>>10122
>many theologians would have a problem with you saying that god has unrestricted omnipotence
I didn't say that. It is possible, even for humans, to make yourself unaware of certain things (by simply not reading a book, for instance). What I'm saying, for God, is that the very nature of what He chose to make implies His ignorance of certain events and parameters.
This is not exactly what you understood.
If God chooses to design individuals with free will, He therefore accepts to make a being whose choices will be independent from His. That is no lack of omnipotence.
>why are you willing to defend one of the many highly mutually exclusive and self-contradictory definitions of "god" when there are no valid justifications to maintain those beliefs in the first place?
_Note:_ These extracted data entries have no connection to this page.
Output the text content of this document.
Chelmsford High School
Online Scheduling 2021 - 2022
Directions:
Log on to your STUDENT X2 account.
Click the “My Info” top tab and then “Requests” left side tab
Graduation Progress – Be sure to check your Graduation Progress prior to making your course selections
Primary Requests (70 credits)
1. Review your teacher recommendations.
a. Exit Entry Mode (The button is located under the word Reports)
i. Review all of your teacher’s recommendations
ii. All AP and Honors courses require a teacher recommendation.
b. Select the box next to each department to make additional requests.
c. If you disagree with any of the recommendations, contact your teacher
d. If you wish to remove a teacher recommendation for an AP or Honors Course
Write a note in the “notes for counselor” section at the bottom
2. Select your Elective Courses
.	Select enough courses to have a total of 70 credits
I don't see how these are mutually exclusive or self-contradictory. I just think your definitions are not exactly the same and your expectations of God are similarly different.
As to beliefs, that's another thing entirely.
>you are going full pseudo-scientific here.
Not at all. The required premise for a deterministic universe is that its processes behave in a derterministic manner, i.e., in a manner that you can predetermine. In astrophysics, for the movements of planets and such, it is very deterministic. You can foretell where a planet will be based on its parameters.
Quantum mechanics prove that the universe is not based on determinism at this level, and if this level isn't deterministic, then you can't argue the universe is, much less free will.
>What does quantum mechanics even has to do with your superstitious beliefs?
That was in response to free will. Correct me if I am wrong, but you don't need to be religious to believe in free will. As to superstitions, they're as much science as they are religion. See American circumcision if you don't think so.